C'est une reflexion iconoclaste sur la civilisation urbaine et sa dictature des apparences. C'est un pladoyer pour la liberté de pensée, pour les artistes et les intellectuels. C'est un cri de résistance dans un monde à peine inventé où les robots et les tranquilisants suppriment toute sensibilité et tout sentiment humain.

De même que les problèmes de ce monde ne sont pas si éloigné des notres, de même la mise en scéne n'utilise pas les procédés habituels de la science-fiction comme les effets spéciaux. Godard filme simplement dans Paris, en jouant sur les éclairages, sur le cadrage. Les immeubles modernes fournissent une toile de fond et les jeux de lumières sur les tournages de nuit complétent l'ambiance. La bande son, comme souvent chez Godard, est fortement originale et contribue au décalage de ce film.

Dans l’entretien avec le scientifique, celui-ci dit qu'il est interdit de dire « pourquoi ». Précisément parce que pourquoi, c'est le questionnement, c'est la liberté, c'est la philosophie et la poésie. Lorsque Lemmy Caution dit « Je suis un homme libre », le scientifique répond que cette réponse ne veut rien dire.
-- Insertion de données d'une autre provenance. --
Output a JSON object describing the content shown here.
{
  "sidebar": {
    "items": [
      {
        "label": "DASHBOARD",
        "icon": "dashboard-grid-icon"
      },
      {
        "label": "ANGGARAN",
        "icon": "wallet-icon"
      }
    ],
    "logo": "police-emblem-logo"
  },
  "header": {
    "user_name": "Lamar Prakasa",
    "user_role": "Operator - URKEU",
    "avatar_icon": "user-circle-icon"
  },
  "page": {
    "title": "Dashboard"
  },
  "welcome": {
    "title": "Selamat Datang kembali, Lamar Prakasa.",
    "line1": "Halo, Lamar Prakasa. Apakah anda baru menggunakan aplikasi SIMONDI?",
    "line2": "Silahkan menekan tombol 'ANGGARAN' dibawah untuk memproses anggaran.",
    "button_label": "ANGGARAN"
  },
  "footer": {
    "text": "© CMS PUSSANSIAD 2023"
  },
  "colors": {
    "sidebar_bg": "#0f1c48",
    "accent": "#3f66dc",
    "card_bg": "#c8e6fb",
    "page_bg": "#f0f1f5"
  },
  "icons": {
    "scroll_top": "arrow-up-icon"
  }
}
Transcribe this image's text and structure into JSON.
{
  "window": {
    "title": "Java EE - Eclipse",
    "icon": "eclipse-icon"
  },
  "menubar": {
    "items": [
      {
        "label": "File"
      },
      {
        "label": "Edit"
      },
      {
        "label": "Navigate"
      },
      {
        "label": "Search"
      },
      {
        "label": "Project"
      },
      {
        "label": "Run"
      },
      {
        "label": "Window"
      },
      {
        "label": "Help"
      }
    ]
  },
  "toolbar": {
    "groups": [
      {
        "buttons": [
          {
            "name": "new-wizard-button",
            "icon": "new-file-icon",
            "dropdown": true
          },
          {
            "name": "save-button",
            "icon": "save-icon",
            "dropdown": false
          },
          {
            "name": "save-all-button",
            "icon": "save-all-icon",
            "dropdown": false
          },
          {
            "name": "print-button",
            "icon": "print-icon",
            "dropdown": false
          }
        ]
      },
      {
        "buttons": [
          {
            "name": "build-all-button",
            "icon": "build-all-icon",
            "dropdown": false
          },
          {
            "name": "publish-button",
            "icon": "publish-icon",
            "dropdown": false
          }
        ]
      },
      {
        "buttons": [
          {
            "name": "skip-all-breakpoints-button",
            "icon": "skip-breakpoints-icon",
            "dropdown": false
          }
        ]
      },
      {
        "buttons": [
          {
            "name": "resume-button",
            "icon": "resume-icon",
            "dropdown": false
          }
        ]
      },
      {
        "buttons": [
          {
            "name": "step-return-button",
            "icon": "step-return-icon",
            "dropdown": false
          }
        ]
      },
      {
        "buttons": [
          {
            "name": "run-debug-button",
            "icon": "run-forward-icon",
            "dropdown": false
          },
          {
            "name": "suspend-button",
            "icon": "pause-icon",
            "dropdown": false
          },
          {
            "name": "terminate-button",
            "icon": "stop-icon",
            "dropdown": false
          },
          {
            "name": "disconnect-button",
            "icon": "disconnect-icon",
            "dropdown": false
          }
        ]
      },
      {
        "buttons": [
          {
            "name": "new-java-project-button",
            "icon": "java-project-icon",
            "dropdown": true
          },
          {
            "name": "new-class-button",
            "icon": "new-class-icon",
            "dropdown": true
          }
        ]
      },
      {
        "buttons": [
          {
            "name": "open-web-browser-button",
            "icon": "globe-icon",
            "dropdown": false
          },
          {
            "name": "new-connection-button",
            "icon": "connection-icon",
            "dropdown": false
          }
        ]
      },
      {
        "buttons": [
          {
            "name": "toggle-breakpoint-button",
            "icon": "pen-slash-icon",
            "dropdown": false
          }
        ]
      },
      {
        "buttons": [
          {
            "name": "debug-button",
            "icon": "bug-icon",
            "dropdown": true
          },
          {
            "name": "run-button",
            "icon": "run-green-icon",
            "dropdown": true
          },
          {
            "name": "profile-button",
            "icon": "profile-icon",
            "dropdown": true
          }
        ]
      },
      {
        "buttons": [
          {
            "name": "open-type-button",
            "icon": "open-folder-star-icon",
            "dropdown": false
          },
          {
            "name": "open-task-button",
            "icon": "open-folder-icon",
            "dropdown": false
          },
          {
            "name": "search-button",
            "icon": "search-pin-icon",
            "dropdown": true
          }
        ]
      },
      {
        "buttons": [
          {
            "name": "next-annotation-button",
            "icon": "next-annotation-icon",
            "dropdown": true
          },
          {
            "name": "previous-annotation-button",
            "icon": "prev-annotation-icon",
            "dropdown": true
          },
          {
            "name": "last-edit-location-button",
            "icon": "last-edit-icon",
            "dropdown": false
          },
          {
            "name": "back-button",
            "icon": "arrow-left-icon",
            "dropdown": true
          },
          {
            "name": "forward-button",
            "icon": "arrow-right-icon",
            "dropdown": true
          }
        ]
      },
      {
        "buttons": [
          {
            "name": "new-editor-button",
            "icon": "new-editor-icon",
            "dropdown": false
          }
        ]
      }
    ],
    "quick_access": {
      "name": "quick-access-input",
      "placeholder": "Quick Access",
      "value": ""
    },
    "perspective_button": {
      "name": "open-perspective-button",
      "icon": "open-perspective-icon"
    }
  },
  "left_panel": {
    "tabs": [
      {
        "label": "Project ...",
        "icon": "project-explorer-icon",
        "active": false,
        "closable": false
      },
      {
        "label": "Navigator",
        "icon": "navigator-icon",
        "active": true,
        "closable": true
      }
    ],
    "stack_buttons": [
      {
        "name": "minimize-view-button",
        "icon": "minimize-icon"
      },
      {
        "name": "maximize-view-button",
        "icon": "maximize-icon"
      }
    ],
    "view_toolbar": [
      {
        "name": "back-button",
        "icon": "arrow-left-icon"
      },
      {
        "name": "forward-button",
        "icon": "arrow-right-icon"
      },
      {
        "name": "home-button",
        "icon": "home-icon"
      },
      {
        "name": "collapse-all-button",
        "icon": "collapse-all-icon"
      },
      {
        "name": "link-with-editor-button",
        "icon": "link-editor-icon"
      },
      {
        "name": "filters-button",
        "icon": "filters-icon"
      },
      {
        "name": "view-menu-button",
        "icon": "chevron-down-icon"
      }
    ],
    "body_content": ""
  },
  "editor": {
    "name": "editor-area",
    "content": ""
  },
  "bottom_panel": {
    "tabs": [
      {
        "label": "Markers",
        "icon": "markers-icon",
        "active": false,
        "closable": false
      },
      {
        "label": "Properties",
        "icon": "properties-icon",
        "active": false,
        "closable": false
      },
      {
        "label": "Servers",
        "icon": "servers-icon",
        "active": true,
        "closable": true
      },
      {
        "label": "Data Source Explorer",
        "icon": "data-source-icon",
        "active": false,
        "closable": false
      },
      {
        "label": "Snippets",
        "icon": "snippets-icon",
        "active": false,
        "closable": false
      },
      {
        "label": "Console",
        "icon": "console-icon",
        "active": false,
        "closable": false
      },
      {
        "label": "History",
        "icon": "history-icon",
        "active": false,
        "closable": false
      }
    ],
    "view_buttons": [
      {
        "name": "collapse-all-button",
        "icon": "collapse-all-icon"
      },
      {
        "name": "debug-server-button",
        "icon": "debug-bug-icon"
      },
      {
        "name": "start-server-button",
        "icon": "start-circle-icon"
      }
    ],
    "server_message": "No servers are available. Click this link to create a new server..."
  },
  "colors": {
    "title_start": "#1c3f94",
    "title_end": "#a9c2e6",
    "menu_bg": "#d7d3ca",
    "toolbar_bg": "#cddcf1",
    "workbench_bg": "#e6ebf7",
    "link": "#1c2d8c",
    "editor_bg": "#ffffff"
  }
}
Alpha 60 est la négation de la liberté. Alpha 60 ne dit pas « pourquoi », elle dit « parce que ». « Parce que », c'est l'explication, la conséquence logique, c'est la nécessité, c'est la non-liberté ; « enregistrer, calculer, tirer des conséquences, c'est cela Alpha 60 » explique le scientifique à Lemmy Caution. Pas de pourquoi : c’est aussi une allusion à Si c’est un homme de Primo Levi, dans lequel un SS affirme qu’ici (dans les camps d’extermination), il n’y a pas de pourquoi : Hier ist kein warum. Les allusions au système totalitaire nazi sont innombrables. Entre autres : lorsque Lemmy Caution prend l'ascenseur pour descendre au sous-sol où ceux qui ont exprimé des émotions sont exécutés, et appuie sur le bouton. Gros plan sur ce dernier affichant : SS.